Compared to traditional chemotherapy, checkpoint inhibitors generally produce fewer total side effects and a different quality of life during treatment. A meta-analysis comparing PD-1 inhibitors to chemotherapy found significantly fewer adverse events overall with immunotherapy. The tradeoff is that the side effects checkpoint inhibitors do cause are of a fundamentally different nature.
Side Effects to Know About
Because checkpoint inhibitors release the brakes on the immune system broadly, not just at the tumor, they can cause the immune system to attack healthy organs. These are called immune-related adverse events, and they differ sharply from the hair loss, nausea, and low blood counts typical of chemotherapy.
Skin reactions are the most common, affecting up to 50% of patients, though most are mild (rashes, itching). Fatigue, diarrhea, and decreased appetite are also frequent. CTLA-4 inhibitors cause side effects at higher rates and severity than PD-1 or PD-L1 inhibitors: roughly 90% of patients on CTLA-4 drugs experience some adverse event, compared to about 70% on PD-1 drugs.
Most immune-related side effects appear within three to six months of starting treatment, though they can show up as late as a year after exposure. Rarer but serious complications include inflammation of the heart muscle (less than 1% of patients, but potentially fatal), kidney problems (2% to 5%), and severe skin reactions. These are managed by pausing or stopping treatment and using medications that calm the immune response. The key for patients is reporting new symptoms promptly, since early intervention makes a significant difference in outcomes.
Combination Approaches
Checkpoint inhibitors are increasingly used alongside other treatments rather than on their own. Pairing them with chemotherapy is one of the most common strategies. Chemotherapy can make tumors more visible to the immune system by releasing tumor proteins when it kills cancer cells, essentially priming the immune response that the checkpoint inhibitor then unleashes.

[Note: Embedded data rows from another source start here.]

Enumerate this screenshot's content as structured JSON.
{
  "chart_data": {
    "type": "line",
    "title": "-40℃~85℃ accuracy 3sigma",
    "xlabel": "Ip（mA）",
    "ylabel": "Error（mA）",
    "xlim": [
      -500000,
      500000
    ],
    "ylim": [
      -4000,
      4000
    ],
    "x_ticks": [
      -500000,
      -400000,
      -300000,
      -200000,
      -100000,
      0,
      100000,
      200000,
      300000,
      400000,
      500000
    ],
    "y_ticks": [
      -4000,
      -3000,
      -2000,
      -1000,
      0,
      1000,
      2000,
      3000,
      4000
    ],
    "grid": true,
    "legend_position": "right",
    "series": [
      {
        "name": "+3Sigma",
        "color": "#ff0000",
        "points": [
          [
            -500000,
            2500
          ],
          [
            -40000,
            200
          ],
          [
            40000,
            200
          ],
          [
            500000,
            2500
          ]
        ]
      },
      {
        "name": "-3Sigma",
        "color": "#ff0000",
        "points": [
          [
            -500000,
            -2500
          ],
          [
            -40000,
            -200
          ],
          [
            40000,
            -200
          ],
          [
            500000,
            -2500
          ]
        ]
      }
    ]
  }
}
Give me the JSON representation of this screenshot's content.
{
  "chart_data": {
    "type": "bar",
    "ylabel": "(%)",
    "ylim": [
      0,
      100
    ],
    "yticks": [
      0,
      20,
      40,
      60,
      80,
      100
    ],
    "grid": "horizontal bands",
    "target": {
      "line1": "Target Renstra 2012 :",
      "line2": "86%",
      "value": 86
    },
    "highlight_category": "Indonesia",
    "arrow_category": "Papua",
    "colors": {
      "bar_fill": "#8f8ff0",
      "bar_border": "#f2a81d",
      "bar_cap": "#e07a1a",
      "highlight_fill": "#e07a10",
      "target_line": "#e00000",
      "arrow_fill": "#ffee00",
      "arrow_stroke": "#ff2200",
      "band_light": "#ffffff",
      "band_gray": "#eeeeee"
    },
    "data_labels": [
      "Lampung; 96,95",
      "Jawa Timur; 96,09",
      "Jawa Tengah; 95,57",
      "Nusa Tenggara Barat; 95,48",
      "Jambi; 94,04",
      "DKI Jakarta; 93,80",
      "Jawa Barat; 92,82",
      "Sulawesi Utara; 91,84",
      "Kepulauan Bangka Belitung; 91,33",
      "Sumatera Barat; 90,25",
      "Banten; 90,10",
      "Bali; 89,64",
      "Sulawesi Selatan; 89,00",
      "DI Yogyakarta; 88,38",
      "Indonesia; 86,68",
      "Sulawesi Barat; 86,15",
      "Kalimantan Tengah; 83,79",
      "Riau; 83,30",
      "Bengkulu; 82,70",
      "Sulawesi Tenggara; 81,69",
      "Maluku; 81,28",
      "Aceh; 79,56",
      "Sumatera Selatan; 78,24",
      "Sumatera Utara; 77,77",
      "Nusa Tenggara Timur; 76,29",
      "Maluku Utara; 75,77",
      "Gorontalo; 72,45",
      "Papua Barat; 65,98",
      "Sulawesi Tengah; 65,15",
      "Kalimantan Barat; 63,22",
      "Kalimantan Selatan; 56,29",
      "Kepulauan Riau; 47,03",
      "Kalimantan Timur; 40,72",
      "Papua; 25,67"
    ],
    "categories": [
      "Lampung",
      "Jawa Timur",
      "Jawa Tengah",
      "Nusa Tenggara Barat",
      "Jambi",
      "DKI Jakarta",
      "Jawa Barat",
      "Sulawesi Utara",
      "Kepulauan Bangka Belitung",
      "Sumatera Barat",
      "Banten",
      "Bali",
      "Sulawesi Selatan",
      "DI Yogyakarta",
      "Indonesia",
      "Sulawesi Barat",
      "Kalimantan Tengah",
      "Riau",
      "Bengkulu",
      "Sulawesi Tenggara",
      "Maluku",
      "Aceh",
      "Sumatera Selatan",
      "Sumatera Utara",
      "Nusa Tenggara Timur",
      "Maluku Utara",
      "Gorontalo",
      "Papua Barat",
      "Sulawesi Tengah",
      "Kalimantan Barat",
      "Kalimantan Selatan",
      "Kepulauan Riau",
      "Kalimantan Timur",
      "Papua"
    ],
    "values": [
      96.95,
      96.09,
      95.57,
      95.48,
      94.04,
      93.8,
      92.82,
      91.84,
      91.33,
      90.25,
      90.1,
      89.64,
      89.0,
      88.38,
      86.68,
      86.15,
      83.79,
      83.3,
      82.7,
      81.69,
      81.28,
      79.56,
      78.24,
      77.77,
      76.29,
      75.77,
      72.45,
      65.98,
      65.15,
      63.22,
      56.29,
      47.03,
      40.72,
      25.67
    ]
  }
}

In melanoma specifically, combining checkpoint inhibitors with targeted therapies that block specific cancer-driving mutations has shown remarkable results. One trial combining a targeted therapy pair with a PD-1 inhibitor achieved a 100% response rate in melanoma patients and reduced relapse compared to the targeted therapy alone. Dual checkpoint blockade, pairing a CTLA-4 inhibitor with a PD-1 inhibitor, is another well-established combination now used in melanoma, kidney cancer, and lung cancer.
Newer Checkpoint Targets
The current generation of checkpoint inhibitors focuses on CTLA-4, PD-1, and PD-L1, but researchers have identified additional immune checkpoints that tumors exploit. Three proteins receiving the most attention are LAG-3, TIGIT, and TIM-3. One LAG-3-blocking drug, relatlimab, is already being tested in combination with nivolumab in cancers including gastroesophageal cancer. TIGIT inhibitors have shown promising signals in lung cancer when combined with existing PD-L1 drugs, though only in tumors with high PD-L1 expression. These newer targets may eventually expand the number of patients who benefit from immunotherapy, particularly those whose cancers don’t respond well to current options.